Como afirma el Juez de instancia las partes no han previsto ni las consecuencias de un desistimiento ni de un incumplimiento, tampoco se recoge en el contrato que, en caso de incumplimiento por el comprador, el vendedor podría retener dicha suma, ni se remiten las partes al artículo 1454 del CC , ni al artículo 1152 del CC ('En las obligaciones con cláusula penal, la pena sustituirá a la indemnización de daños y el abono de intereses en caso de falta de cumplimiento, si otra cosa no se hubiere pactado'), cláusula penal que tiene una función liquidadora de daños, en el que insiste el recurrente en su recurso -recordemos que no lo invocó en su escrito de contestación a la demanda-, simplemente se alude a la entrega de 60.000 € por el comprador y que se hace como señal, era un mero anticipo o entrega a cuenta del precio final de la compraventa, es decir, arras confirmatorias, dirigidas a reforzar la existencia del contrato, constituyendo una señal o prueba de su celebración, y como no sea alegado ni acreditado que este incumplimiento haya producido daño o perjuicio alguno al vendedor que vendió a un tercero el vino inicialmente vendido a la actora, e incluso por un precio superior al pactado con ésta, no hay motivo alguno para que la demandada retenga dicha cantidad, de ahí que haya de proceder a su devolución.

Por todo lo cual, no procede sino la desestimación de este segundo motivoy desestimados los dos motivos invocados, la desestimación del recurso y la confirmación de la sentencia recurrida por sus acertados y debidamente motivados razonamientos.

CUARTO.-Que de conformidad con los artículos 394.1 y 398.2 de la Lec , procede imponer las costas procesales de esta alzada al recurrente .

Vistos los preceptos legales citados y los demás de general y pertinente aplicación, en nombre de S. M. el Rey y por la Autoridad que nos concede la Constitución, pronunciamos el siguiente

Fallo

DESESTIMANDO el RECURSO DE APELACIÓNinterpuesto por el procurador don Javier López-Navarrete López, en nombre y representación de SOCIEDAD COOPERATIVA DE OLIVAREROS DE RIBERA DEL FRESNO, contra la sentencia dictada por el Juzgado de Primera Instancia número 1 de Villafranca de los Barros, en fecha 25 de marzo de 2015 , en el Procedimiento Ordinario número 189/20124, CONFIRMAMOSdicha resolución, con imposición de las costas procesales causadas en esta alzada al recurrente.

Conforme a lo resuelto en esta resolución, dese al depósito que se ha constituido para recurrir, el destino previsto en la Disposición Adicional 15 de la LOPJ .

Notifíquese a las partes interesadas esta resolución y con certificación literal a expedir por el Sr. Secretario de esta Audiencia Provincial y del oportuno despacho, devuélvanse los autos originales al Juzgado de procedencia, para cumplimiento y ejecución de lo acordado. Archívese el original en el libro-registro correspondiente de esta Sección.

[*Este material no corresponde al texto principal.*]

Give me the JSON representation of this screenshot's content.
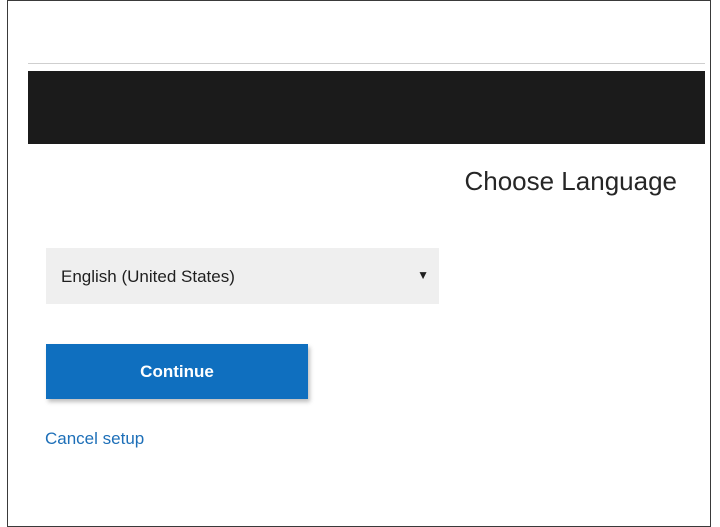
{
  "page": {
    "title": "Choose Language"
  },
  "language_select": {
    "selected": "English (United States)",
    "chevron_icon": "triangle-down"
  },
  "actions": {
    "continue_label": "Continue",
    "cancel_label": "Cancel setup"
  },
  "colors": {
    "header_bar": "#1b1b1b",
    "primary_button": "#0f6fbf",
    "link": "#1d6fb8",
    "select_background": "#efefef"
  }
}
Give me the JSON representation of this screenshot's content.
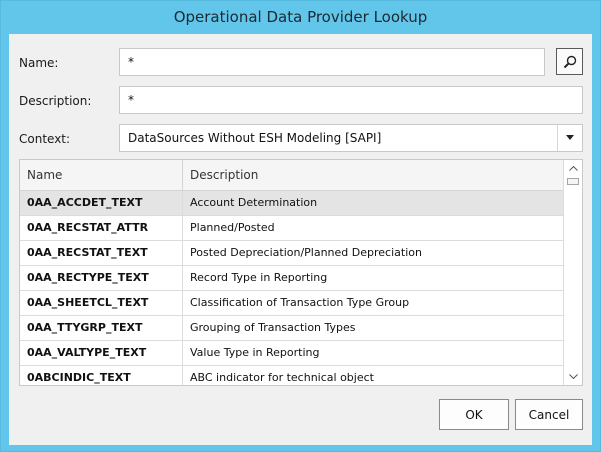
{
  "window": {
    "title": "Operational Data Provider Lookup"
  },
  "form": {
    "name_label": "Name:",
    "name_value": "*",
    "description_label": "Description:",
    "description_value": "*",
    "context_label": "Context:",
    "context_value": "DataSources Without ESH Modeling [SAPI]"
  },
  "grid": {
    "columns": [
      "Name",
      "Description"
    ],
    "rows": [
      {
        "name": "0AA_ACCDET_TEXT",
        "description": "Account Determination"
      },
      {
        "name": "0AA_RECSTAT_ATTR",
        "description": "Planned/Posted"
      },
      {
        "name": "0AA_RECSTAT_TEXT",
        "description": "Posted Depreciation/Planned Depreciation"
      },
      {
        "name": "0AA_RECTYPE_TEXT",
        "description": "Record Type in Reporting"
      },
      {
        "name": "0AA_SHEETCL_TEXT",
        "description": "Classification of Transaction Type Group"
      },
      {
        "name": "0AA_TTYGRP_TEXT",
        "description": "Grouping of Transaction Types"
      },
      {
        "name": "0AA_VALTYPE_TEXT",
        "description": "Value Type in Reporting"
      },
      {
        "name": "0ABCINDIC_TEXT",
        "description": "ABC indicator for technical object"
      }
    ],
    "selected_row": 0
  },
  "buttons": {
    "ok": "OK",
    "cancel": "Cancel"
  },
  "icons": {
    "search": "search-icon",
    "dropdown": "chevron-down-icon",
    "scroll_up": "chevron-up-icon",
    "scroll_down": "chevron-down-icon"
  },
  "colors": {
    "title_bar": "#62c6ea",
    "client_bg": "#f0f0f0",
    "selected_row": "#e4e4e4"
  }
}
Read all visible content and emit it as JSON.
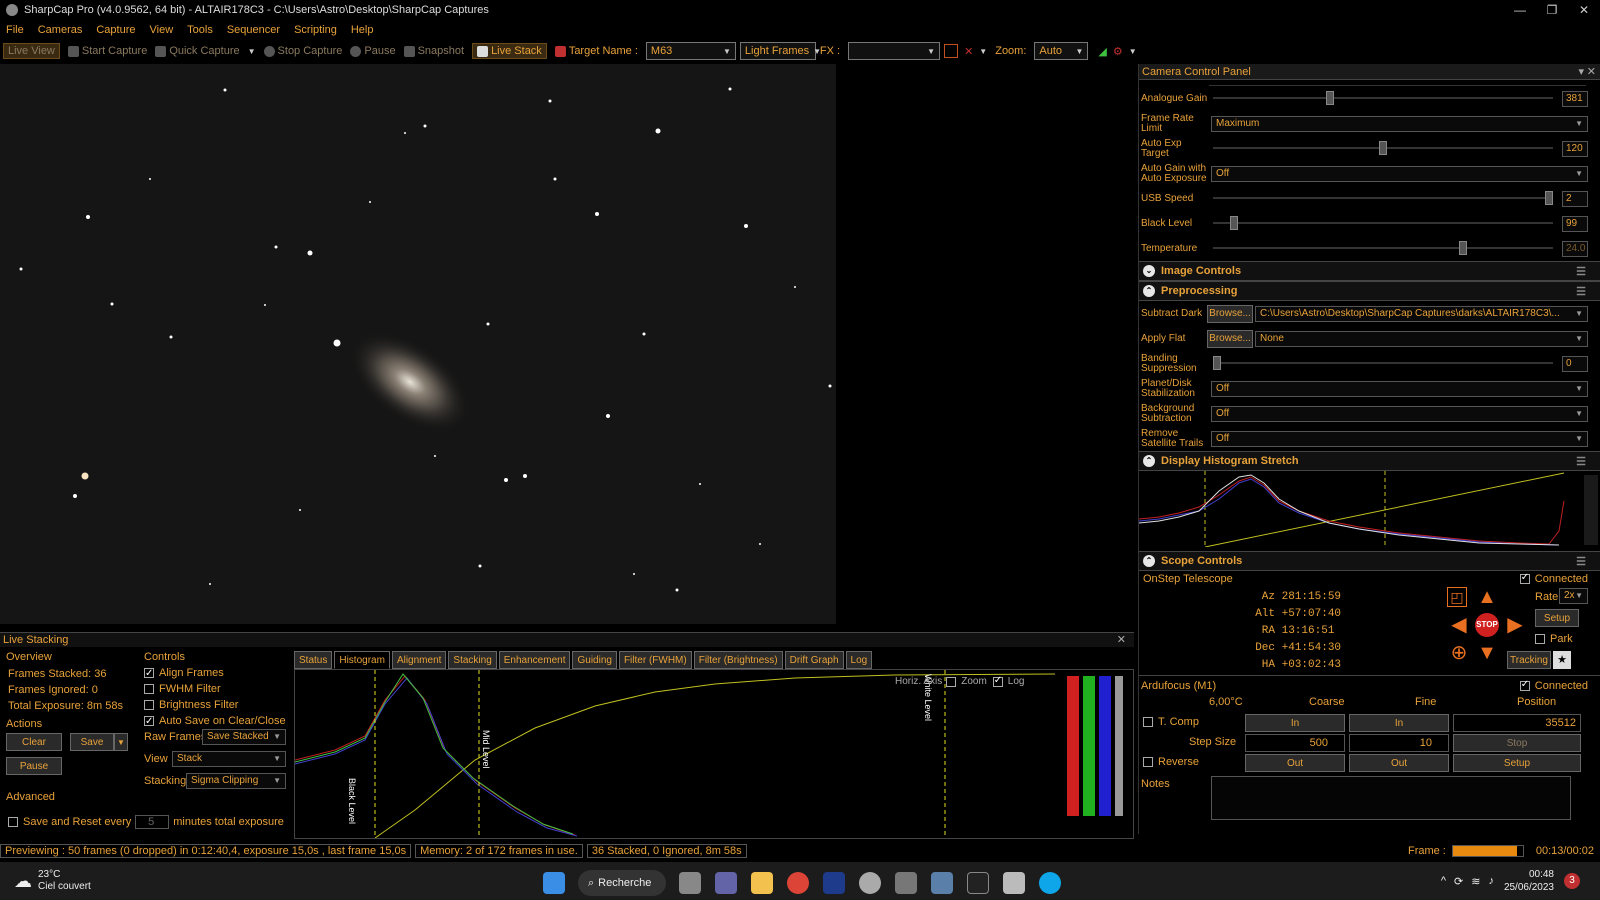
{
  "window": {
    "title": "SharpCap Pro (v4.0.9562, 64 bit) - ALTAIR178C3 - C:\\Users\\Astro\\Desktop\\SharpCap Captures",
    "controls": [
      "—",
      "❐",
      "✕"
    ]
  },
  "menu": [
    "File",
    "Cameras",
    "Capture",
    "View",
    "Tools",
    "Sequencer",
    "Scripting",
    "Help"
  ],
  "toolbar": {
    "live_view": "Live View",
    "start_capture": "Start Capture",
    "quick_capture": "Quick Capture",
    "stop_capture": "Stop Capture",
    "pause": "Pause",
    "snapshot": "Snapshot",
    "live_stack": "Live Stack",
    "target_label": "Target Name :",
    "target_value": "M63",
    "frame_type": "Light Frames",
    "fx_label": "FX :",
    "fx_value": "",
    "zoom_label": "Zoom:",
    "zoom_value": "Auto"
  },
  "camera_panel": {
    "title": "Camera Control Panel",
    "analogue_gain": {
      "label": "Analogue Gain",
      "value": "381",
      "level": 0.34
    },
    "frame_rate": {
      "label": "Frame Rate Limit",
      "value": "Maximum"
    },
    "auto_exp": {
      "label": "Auto Exp Target",
      "value": "120",
      "level": 0.5
    },
    "auto_gain": {
      "label": "Auto Gain with Auto Exposure",
      "value": "Off"
    },
    "usb_speed": {
      "label": "USB Speed",
      "value": "2",
      "level": 1.0
    },
    "black_level": {
      "label": "Black Level",
      "value": "99",
      "level": 0.05
    },
    "temperature": {
      "label": "Temperature",
      "value": "24.0",
      "level": 0.74
    }
  },
  "image_controls": {
    "title": "Image Controls"
  },
  "preprocessing": {
    "title": "Preprocessing",
    "subtract_dark": {
      "label": "Subtract Dark",
      "button": "Browse...",
      "value": "C:\\Users\\Astro\\Desktop\\SharpCap Captures\\darks\\ALTAIR178C3\\..."
    },
    "apply_flat": {
      "label": "Apply Flat",
      "button": "Browse...",
      "value": "None"
    },
    "banding": {
      "label": "Banding Suppression",
      "value": "0",
      "level": 0.0
    },
    "planet": {
      "label": "Planet/Disk Stabilization",
      "value": "Off"
    },
    "background": {
      "label": "Background Subtraction",
      "value": "Off"
    },
    "satellite": {
      "label": "Remove Satellite Trails",
      "value": "Off"
    }
  },
  "histogram_stretch": {
    "title": "Display Histogram Stretch"
  },
  "scope": {
    "title": "Scope Controls",
    "telescope": "OnStep Telescope",
    "connected": "Connected",
    "az_label": "Az",
    "az": "281:15:59",
    "alt_label": "Alt",
    "alt": "+57:07:40",
    "ra_label": "RA",
    "ra": "13:16:51",
    "dec_label": "Dec",
    "dec": "+41:54:30",
    "ha_label": "HA",
    "ha": "+03:02:43",
    "rate_label": "Rate:",
    "rate": "2x",
    "setup": "Setup",
    "park": "Park",
    "tracking": "Tracking",
    "stop": "STOP"
  },
  "focuser": {
    "title": "Ardufocus (M1)",
    "connected": "Connected",
    "temp": "6,00°C",
    "coarse": "Coarse",
    "fine": "Fine",
    "position": "Position",
    "tcomp": "T. Comp",
    "in": "In",
    "position_value": "35512",
    "step_size_label": "Step Size",
    "coarse_step": "500",
    "fine_step": "10",
    "stop": "Stop",
    "reverse": "Reverse",
    "out": "Out",
    "setup": "Setup",
    "notes": "Notes"
  },
  "live_stacking": {
    "title": "Live Stacking",
    "overview": "Overview",
    "frames_stacked": "Frames Stacked: 36",
    "frames_ignored": "Frames Ignored: 0",
    "total_exposure": "Total Exposure:  8m 58s",
    "actions": "Actions",
    "clear": "Clear",
    "save": "Save",
    "pause": "Pause",
    "advanced": "Advanced",
    "save_reset_label": "Save and Reset every",
    "save_reset_value": "5",
    "save_reset_suffix": "minutes total exposure",
    "controls": "Controls",
    "align_frames": "Align Frames",
    "fwhm_filter": "FWHM Filter",
    "brightness_filter": "Brightness Filter",
    "auto_save": "Auto Save on Clear/Close",
    "raw_frames_label": "Raw Frames",
    "raw_frames_value": "Save Stacked",
    "view_label": "View",
    "view_value": "Stack",
    "stacking_label": "Stacking",
    "stacking_value": "Sigma Clipping",
    "tabs": [
      "Status",
      "Histogram",
      "Alignment",
      "Stacking",
      "Enhancement",
      "Guiding",
      "Filter (FWHM)",
      "Filter (Brightness)",
      "Drift Graph",
      "Log"
    ],
    "horiz_axis": "Horiz. Axis",
    "zoom": "Zoom",
    "log": "Log",
    "black_level": "Black Level",
    "mid_level": "Mid Level",
    "white_level": "White Level"
  },
  "status": {
    "preview": "Previewing : 50 frames (0 dropped) in 0:12:40,4, exposure 15,0s , last frame 15,0s",
    "memory": "Memory: 2 of 172 frames in use.",
    "stacked": "36 Stacked, 0 Ignored, 8m 58s",
    "frame_label": "Frame :",
    "frame_time": "00:13/00:02",
    "frame_progress": 0.92
  },
  "taskbar": {
    "temp": "23°C",
    "weather": "Ciel couvert",
    "search": "Recherche",
    "time": "00:48",
    "date": "25/06/2023",
    "badge": "3"
  }
}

Contra esta resolución no cabe recurso ordinario alguno. Sólo se admitirán los recursos extraordinarios por infracción procesal y de casación, si se fundan en los motivos y supuestos previstos, respectivamente, en los artículos 469 (en relación con la Disposición Final 16 LEC ) y 477 de la Ley de Enjuiciamiento Civil , de los que conocerá la Sala de lo Civil del Tribunal Supremo y que, en su caso, deberán interponerse por escrito ante este Tribunal, en el plazo de los veinte días hábiles siguientes al de su notificación.

Así por esta nuestra sentencia, de la que se unir certificación al rollo de Sala, definitivamente juzgando, lo pronunciamos, mandamos y firmamos.